1. A micro-roughening process for generating needle-like polyhedra on the surface of electrolytic copper foil, characterized in that... Specifically, the following steps are included: (1) Pretreatment: The electrolytic copper foil is immersed in a dilute sulfuric acid solution for acid washing to obtain pretreated electrolytic copper foil; (2) Preparation of micro-coarsened electrolyte: Add a certain mass of NaOH and K2S2O8 to deionized water and stir to obtain a clear solution.

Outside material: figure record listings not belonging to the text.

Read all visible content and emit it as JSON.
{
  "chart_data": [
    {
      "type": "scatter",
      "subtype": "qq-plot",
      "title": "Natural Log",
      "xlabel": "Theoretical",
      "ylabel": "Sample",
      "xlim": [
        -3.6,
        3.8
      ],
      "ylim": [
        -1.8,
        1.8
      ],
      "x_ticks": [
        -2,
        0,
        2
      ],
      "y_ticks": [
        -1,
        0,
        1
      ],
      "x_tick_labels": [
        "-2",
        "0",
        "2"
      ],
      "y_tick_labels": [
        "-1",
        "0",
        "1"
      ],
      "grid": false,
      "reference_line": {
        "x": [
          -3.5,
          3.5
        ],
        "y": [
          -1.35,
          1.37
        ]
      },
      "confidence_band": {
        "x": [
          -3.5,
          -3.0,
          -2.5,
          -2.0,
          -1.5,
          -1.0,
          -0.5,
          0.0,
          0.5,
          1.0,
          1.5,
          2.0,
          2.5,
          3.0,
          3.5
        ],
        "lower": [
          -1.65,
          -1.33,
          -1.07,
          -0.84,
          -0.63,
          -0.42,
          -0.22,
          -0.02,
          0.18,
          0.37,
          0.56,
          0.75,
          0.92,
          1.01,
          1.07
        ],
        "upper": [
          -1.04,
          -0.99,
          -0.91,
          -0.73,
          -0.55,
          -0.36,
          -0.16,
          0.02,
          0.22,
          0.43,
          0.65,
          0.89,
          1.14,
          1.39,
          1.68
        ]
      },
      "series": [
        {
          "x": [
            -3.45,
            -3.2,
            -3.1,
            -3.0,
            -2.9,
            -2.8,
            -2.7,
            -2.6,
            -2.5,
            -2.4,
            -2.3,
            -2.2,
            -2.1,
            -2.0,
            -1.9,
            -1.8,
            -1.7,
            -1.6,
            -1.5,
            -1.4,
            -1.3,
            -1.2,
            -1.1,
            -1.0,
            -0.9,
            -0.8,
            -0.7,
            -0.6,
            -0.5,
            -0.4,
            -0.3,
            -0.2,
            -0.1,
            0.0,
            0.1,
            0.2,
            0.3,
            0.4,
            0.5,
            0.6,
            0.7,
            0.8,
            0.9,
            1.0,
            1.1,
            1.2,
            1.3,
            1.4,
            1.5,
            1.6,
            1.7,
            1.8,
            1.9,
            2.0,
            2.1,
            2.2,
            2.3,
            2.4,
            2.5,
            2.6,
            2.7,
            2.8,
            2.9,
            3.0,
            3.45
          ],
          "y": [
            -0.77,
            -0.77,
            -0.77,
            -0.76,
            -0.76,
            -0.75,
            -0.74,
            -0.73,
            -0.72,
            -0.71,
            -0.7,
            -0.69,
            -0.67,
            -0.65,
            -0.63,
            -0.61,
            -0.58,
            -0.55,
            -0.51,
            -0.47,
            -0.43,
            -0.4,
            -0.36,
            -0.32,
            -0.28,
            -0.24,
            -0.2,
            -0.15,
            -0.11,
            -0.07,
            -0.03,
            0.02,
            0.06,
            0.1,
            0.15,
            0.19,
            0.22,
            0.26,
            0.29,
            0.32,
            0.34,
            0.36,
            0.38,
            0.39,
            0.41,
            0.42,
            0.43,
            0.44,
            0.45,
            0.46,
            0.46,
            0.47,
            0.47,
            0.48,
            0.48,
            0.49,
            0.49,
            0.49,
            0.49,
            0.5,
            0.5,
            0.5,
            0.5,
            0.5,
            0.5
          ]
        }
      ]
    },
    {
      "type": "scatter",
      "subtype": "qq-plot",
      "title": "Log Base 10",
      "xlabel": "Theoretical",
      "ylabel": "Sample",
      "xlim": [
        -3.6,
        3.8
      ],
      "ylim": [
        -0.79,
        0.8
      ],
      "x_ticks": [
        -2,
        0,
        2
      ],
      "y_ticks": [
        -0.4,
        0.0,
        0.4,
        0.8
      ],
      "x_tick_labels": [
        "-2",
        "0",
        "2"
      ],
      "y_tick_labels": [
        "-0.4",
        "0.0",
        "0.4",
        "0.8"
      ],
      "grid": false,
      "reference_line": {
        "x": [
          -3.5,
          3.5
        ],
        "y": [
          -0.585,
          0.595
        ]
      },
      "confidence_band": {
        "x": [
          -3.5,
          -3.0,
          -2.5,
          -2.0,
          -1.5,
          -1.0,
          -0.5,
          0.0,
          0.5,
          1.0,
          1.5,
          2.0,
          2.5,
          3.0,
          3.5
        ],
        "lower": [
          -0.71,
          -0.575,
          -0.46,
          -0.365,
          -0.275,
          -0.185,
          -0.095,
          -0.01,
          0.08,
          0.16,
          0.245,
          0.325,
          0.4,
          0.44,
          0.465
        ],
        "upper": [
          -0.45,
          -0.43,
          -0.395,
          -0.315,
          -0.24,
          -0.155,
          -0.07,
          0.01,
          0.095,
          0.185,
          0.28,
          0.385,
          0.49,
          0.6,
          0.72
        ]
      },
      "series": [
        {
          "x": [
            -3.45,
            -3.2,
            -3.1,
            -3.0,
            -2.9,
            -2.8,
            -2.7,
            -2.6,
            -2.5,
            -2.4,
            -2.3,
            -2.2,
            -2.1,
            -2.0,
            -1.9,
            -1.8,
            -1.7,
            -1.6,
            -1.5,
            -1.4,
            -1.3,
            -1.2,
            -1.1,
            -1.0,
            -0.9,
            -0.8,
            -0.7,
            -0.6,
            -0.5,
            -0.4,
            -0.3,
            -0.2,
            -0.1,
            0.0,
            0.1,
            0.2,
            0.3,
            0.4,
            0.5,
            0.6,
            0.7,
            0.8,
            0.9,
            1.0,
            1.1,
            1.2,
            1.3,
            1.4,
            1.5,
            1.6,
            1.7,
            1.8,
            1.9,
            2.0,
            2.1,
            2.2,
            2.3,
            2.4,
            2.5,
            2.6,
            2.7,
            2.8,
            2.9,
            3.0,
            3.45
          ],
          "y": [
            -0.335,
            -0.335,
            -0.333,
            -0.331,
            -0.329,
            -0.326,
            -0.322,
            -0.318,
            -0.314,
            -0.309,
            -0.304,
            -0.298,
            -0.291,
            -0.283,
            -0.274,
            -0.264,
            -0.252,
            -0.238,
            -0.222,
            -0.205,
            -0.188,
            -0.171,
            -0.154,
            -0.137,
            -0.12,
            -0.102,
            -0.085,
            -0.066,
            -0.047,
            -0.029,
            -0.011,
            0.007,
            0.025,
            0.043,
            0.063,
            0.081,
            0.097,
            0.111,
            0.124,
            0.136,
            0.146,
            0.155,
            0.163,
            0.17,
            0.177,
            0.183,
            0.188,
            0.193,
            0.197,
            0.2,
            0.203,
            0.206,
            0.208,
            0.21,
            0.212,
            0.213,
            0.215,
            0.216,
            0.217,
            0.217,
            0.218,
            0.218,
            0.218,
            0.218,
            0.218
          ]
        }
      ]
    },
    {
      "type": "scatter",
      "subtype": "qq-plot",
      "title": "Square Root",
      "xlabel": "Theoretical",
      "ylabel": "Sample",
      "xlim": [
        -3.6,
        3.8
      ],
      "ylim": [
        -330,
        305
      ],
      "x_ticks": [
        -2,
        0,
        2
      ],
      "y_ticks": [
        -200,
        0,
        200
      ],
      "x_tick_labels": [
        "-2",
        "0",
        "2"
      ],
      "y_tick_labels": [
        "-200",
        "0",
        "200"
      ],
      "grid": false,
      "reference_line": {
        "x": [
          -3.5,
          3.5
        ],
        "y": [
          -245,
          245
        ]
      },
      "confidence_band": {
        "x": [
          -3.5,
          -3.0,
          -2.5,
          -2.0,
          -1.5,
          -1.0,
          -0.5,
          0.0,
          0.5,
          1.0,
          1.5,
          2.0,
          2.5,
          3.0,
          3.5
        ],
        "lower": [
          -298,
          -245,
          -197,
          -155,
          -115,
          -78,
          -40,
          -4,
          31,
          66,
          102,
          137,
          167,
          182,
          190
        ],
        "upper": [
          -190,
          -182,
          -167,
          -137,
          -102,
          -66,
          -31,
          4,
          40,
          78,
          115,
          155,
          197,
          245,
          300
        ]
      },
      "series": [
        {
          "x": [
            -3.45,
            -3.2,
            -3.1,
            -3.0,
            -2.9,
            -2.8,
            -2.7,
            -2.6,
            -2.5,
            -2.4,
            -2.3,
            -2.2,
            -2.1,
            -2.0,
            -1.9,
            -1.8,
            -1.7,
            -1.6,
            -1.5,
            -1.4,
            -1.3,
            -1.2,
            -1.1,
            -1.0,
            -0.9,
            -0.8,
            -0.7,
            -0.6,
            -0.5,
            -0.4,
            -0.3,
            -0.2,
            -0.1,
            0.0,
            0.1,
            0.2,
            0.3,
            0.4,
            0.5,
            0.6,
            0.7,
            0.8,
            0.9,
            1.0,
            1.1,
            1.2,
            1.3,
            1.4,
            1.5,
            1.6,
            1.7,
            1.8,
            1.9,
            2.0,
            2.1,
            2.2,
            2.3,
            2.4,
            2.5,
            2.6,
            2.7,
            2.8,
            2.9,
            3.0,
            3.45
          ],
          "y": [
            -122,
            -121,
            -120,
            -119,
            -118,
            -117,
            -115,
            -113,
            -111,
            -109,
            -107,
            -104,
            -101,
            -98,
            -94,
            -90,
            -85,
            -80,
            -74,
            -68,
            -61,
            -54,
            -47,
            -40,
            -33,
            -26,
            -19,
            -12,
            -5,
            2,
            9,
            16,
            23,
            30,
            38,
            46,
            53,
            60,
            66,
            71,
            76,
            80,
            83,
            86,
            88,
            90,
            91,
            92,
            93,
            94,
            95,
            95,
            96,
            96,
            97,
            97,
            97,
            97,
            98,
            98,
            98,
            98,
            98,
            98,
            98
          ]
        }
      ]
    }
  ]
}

This solution is the micro-coarsened electrolyte, wherein the concentration of NaOH is 80~120g / L and the concentration of K2S2O8 is 20~40g / L. (3) Micro-roughening treatment: the micro-roughening electrolyte obtained in step (2) is transferred into an electrolytic cell, the pretreated electrolytic copper foil obtained in step (1) is used as an anode, and an industrial pure titanium sheet is used as a cathode, a constant current with a current density of 0.5-2 A / dm 2 is introduced to perform an electrolytic reaction, the reaction time is 6-12 s, after the reaction, the electrolytic copper foil is washed with deionized water for 3 times, and then dried at 50°C for 5 min, and the electrolytic copper foil with needle-shaped polyhedron generated on the surface is obtained after drying.

2. The micro-roughening process for generating needle-like polyhedra on the surface of electrolytic copper foil as described in claim 1, characterized in that: The thickness of the electrolytic copper foil in step (1) is 18 μm.

3. The micro-roughening process for generating needle-like polyhedra on the surface of electrolytic copper foil as described in claim 1, characterized in that: In step (1), the mass fraction of dilute sulfuric acid is 10%, and the pickling time is 3~5s.

4. The micro-roughening process for generating needle-like polyhedra on the surface of electrolytic copper foil as described in claim 1, characterized in that: The electrolysis temperature in step (3) is 25°C.

5. Electrolytic copper foil with needle-like polyhedral surfaces obtained by the micro-roughening process as described in any one of claims 1 to 4.

6. The application of the electrolytic copper foil with needle-like polyhedrons formed on the surface as described in claim 5 in CCL and PCB.